Transport coefficients and resonances for a meson gas in Chiral Perturbation Theory

TL;DR

This paper introduces a systematic method within Chiral Perturbation Theory to calculate transport coefficients of a meson gas, accounting for particle collisions and unitarity, with implications for understanding heavy-ion collisions.

Contribution

It develops a modified ChPT approach incorporating particle widths and unitarity to accurately compute transport properties of a meson gas at low temperatures.

Findings

Bulk viscosity is negligible compared to shear viscosity except near the phase transition.

Transport coefficients follow expected asymptotic limits and large-N_c scaling.

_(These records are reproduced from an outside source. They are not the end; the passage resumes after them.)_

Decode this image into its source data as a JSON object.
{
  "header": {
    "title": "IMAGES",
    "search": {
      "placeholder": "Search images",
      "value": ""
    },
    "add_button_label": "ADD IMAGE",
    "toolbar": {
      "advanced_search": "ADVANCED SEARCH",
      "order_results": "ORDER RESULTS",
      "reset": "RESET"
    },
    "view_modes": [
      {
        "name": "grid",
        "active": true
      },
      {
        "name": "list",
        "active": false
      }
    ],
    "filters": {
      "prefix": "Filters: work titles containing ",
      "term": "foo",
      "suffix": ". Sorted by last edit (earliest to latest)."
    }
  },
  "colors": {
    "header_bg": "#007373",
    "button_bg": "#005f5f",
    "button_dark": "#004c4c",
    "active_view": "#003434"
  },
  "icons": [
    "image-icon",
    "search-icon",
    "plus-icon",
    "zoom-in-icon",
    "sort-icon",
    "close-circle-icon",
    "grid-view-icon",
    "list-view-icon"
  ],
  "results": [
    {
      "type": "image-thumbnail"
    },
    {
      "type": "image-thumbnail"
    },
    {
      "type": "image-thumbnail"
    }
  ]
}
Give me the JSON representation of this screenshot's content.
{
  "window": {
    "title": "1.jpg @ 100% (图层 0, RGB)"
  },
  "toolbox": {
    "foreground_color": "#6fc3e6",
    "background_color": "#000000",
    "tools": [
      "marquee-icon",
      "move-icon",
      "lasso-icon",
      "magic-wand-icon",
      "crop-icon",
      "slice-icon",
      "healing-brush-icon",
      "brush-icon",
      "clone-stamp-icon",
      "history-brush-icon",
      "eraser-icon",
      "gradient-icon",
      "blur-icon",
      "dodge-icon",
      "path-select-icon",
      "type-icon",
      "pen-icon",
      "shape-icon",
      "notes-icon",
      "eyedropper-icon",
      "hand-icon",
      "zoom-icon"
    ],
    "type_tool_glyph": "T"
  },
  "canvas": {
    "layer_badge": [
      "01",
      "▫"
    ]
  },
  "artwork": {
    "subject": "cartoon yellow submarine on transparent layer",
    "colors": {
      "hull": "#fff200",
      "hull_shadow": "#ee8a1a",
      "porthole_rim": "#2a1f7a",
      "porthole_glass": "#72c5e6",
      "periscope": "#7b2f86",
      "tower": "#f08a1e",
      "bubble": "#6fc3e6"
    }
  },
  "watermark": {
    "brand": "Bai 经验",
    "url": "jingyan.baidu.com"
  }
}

Results are consistent with kinetic theory analyses across temperature regimes.

Abstract

We present recent results on a systematic method to calculate transport coefficients for a meson gas (in particular, we analyze a pion gas) at low temperatures in the context of Chiral Perturbation Theory (ChPT). Our method is based on the study of Feynman diagrams taking into account collisions in the plasma by means of the non-zero particle width. This implies a modification of the standard ChPT power counting scheme. We discuss the importance of unitarity, which allows for an accurate high energy description of scattering amplitudes, generating dynamically the $\rho (770)$ and $f_0(600)$ mesons. Our results are compatible with analyses of kinetic theory, both in the non-relativistic very low-$T$ regime and near the transition. We show the behavior with temperature of the electrical and thermal conductivities as well as of the shear and bulk viscosities. We obtain that bulk viscosity is negligible against shear viscosity, except near the chiral phase transition where the conformal anomaly might induce larger bulk effects. Different asymptotic limits for transport coefficients, large-$N_c$ scaling and some applications to heavy-ion collisions are studied.